March 15, 1999


 
Zvezda pays some back wages

  By Nina Kolesnichenko

BOLSHOI KAMEN -- Zvezda factory workers in Bolshoi Kamen, who had not been paid in three years, on March 8 got their salaries for January, and factory management says this is a sign of more good times to come.

Valery Maslakov, Zvezda's general director, said that the factory still owes its workers three months salary for 1998.

"The situation in 1997 was much more complicated," said Maslakov. "The Defense Ministry still owes the factory 130 million rubles [$5.6 million]. The debt has been submitted to the budget, but there is no money to cover it."

In May of last year, the U.S. Defense Department started working on a contract to recycle nuclear submarines at Zvezda. But in June, when the first submarine reached the factory, workers were on strike and failed to meet the recycling schedule.

But by the New Year, a normal work regime was restored, and in February the staff completed 110 percent of their scheduled work.

Signing the contract for recycling three nuclear submarines with America is scheduled for late May, Maslakov said. The second contract with the American side to be signed in March-April involves remodeling a floating shipyard to recycle liquid nuclear waste -- the only such facility in the Far East.

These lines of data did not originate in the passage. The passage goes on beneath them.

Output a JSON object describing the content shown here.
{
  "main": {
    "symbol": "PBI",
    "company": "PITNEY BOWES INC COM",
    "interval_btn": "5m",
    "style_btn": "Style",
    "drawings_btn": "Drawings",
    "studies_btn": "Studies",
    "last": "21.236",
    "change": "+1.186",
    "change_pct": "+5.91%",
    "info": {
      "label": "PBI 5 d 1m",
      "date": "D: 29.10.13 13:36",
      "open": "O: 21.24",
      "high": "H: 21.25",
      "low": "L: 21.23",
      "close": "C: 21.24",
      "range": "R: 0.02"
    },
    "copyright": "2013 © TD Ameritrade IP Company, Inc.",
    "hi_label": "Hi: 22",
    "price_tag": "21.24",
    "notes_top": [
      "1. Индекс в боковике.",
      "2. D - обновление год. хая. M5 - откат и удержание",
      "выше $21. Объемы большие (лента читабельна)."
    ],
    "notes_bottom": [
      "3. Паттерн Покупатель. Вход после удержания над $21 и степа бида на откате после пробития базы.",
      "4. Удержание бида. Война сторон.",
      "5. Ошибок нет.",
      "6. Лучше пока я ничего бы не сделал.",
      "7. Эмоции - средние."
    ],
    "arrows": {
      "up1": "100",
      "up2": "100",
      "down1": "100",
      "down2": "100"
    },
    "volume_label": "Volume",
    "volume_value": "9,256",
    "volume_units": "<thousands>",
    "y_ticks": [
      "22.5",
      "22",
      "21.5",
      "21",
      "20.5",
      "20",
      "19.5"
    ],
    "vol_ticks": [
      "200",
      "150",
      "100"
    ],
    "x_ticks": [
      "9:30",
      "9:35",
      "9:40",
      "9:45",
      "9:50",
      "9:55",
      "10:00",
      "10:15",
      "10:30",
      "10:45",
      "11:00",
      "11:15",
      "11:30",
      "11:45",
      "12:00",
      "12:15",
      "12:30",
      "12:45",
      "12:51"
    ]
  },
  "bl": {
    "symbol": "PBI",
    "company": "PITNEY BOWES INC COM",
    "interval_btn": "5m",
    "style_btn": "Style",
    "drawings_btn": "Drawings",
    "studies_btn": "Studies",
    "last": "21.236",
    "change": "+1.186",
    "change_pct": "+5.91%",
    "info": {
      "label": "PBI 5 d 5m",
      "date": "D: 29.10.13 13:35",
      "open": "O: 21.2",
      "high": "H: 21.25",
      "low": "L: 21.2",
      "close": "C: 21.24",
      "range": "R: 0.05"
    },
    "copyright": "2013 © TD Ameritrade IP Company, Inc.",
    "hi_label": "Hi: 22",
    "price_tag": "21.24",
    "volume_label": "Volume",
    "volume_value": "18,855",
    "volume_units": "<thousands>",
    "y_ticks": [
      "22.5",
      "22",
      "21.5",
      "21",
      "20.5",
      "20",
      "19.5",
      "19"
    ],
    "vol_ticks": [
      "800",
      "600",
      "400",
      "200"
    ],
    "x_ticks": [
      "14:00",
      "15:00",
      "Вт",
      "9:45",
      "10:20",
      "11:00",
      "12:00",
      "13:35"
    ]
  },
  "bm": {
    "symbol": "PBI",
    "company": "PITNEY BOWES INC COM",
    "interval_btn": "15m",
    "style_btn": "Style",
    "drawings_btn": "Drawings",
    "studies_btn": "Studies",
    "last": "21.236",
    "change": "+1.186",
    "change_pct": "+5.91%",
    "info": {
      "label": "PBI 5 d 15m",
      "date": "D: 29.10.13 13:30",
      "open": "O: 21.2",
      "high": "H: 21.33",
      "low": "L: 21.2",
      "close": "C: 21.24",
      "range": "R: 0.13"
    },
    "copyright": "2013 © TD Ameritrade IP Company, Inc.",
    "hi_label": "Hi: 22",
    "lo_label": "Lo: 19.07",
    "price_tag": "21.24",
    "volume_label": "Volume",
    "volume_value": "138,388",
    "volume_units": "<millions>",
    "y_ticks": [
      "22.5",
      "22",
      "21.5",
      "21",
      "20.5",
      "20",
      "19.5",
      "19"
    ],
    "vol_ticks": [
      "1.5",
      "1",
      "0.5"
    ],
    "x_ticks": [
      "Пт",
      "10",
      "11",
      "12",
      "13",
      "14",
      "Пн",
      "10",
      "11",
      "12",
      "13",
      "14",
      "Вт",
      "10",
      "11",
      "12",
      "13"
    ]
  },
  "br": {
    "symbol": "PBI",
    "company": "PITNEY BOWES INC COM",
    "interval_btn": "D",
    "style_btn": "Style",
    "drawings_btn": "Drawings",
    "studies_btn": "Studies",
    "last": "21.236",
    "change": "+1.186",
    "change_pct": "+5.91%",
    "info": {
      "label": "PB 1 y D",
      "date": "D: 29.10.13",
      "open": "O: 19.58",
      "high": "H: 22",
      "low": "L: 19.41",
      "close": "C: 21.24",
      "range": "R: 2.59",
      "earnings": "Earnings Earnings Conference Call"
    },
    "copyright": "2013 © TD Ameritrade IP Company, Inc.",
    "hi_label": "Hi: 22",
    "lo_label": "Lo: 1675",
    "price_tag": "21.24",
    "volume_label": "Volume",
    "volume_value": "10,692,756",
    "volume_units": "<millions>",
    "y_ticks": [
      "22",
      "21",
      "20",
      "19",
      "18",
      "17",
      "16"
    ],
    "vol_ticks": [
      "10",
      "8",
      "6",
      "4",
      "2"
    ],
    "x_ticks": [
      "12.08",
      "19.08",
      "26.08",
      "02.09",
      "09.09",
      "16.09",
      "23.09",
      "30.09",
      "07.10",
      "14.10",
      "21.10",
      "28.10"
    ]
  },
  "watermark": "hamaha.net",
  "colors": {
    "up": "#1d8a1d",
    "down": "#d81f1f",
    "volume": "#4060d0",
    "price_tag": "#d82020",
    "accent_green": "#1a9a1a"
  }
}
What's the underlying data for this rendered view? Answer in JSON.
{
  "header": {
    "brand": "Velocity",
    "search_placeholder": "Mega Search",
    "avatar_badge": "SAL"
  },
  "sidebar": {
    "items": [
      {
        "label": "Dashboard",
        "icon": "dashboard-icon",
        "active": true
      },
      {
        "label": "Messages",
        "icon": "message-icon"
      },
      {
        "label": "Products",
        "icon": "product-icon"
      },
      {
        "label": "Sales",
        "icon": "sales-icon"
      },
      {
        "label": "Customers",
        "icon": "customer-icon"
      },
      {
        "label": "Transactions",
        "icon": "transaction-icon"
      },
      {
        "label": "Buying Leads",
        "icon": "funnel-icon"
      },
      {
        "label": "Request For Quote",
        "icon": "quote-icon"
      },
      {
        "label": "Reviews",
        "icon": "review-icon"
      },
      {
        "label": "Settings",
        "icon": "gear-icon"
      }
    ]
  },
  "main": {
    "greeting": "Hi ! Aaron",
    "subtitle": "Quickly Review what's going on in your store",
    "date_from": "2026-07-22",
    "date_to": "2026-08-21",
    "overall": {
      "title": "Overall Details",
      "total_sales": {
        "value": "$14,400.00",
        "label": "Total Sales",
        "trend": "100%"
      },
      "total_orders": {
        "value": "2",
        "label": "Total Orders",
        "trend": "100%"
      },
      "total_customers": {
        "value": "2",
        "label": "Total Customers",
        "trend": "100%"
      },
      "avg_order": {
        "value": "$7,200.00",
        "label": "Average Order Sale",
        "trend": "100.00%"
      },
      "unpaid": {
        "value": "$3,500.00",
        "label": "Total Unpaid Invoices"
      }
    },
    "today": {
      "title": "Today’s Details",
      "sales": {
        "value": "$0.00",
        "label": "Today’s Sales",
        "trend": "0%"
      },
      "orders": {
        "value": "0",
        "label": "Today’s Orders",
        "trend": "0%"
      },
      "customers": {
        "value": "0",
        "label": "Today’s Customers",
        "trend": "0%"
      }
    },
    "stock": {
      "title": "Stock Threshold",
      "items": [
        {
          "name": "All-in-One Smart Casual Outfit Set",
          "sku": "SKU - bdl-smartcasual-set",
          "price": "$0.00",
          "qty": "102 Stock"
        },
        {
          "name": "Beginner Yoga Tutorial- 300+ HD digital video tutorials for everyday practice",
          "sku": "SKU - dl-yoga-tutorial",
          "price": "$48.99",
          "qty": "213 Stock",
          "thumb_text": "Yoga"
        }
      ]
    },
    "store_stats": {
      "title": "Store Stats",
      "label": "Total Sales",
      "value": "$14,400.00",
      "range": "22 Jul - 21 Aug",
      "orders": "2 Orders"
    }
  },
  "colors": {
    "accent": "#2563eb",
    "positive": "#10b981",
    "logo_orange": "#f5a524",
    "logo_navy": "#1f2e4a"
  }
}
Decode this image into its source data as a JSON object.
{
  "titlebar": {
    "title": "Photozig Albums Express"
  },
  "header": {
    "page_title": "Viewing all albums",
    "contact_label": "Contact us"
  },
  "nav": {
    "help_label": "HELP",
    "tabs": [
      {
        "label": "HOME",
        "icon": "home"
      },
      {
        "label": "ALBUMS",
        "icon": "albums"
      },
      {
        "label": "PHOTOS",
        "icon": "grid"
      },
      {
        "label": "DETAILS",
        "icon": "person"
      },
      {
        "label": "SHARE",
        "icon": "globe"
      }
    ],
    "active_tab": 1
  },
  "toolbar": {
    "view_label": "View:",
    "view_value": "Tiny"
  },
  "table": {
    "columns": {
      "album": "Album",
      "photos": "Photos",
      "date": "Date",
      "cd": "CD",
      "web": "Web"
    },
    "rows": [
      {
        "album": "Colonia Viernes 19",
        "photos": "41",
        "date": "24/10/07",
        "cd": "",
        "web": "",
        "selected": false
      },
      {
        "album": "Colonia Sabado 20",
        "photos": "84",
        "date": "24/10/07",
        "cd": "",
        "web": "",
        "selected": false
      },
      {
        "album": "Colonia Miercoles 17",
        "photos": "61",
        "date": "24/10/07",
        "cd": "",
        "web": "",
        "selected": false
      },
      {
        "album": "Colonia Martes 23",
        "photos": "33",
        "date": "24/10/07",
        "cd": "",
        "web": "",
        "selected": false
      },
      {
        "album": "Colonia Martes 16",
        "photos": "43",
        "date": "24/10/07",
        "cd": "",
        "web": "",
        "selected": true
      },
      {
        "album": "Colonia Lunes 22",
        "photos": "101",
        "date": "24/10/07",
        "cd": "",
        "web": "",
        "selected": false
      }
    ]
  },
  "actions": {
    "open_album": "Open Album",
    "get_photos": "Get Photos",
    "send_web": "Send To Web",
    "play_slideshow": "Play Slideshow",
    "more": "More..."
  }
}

According to Maslakov, the floating shipyard is necessary for the recycling process. Russian officials failed to find the money to repair the facility, and so American officials sponsored that as well. The waste will temporarily be stored in the floating shipyard in special containers, then put on a special train and taken outside Primorye to a special factory for processing.

The Chinese Ministry of Defense is also interested in cooperating the factory. It's delegation, which visited a few Russian defense enterprises three years ago, finally has chosen Zvezda for partnership, Malakov said. Despite all the hardships, the factory has preserved its capacity, scientific and technical potential as well as the unique equipment. The first Chinese diesel submarine is slated for repair this year.

Russia submarine recycling technology is in some cases better than the foreign technology, but there is no money for maintaining it.

Japan seems to be interested in financing the recycling of multipurpose submarines. They participate in the development of the Sarcophagas program -- a plan to isolate nuclear submarines for at least 25 years.

There is a Russian technology, and Russian specialists who can work at Zvezda. The Japanese want to participate in this unique project because they want to reduce the danger to themselves, as Japan and Russia share the Sea of Japan, said Maslakov.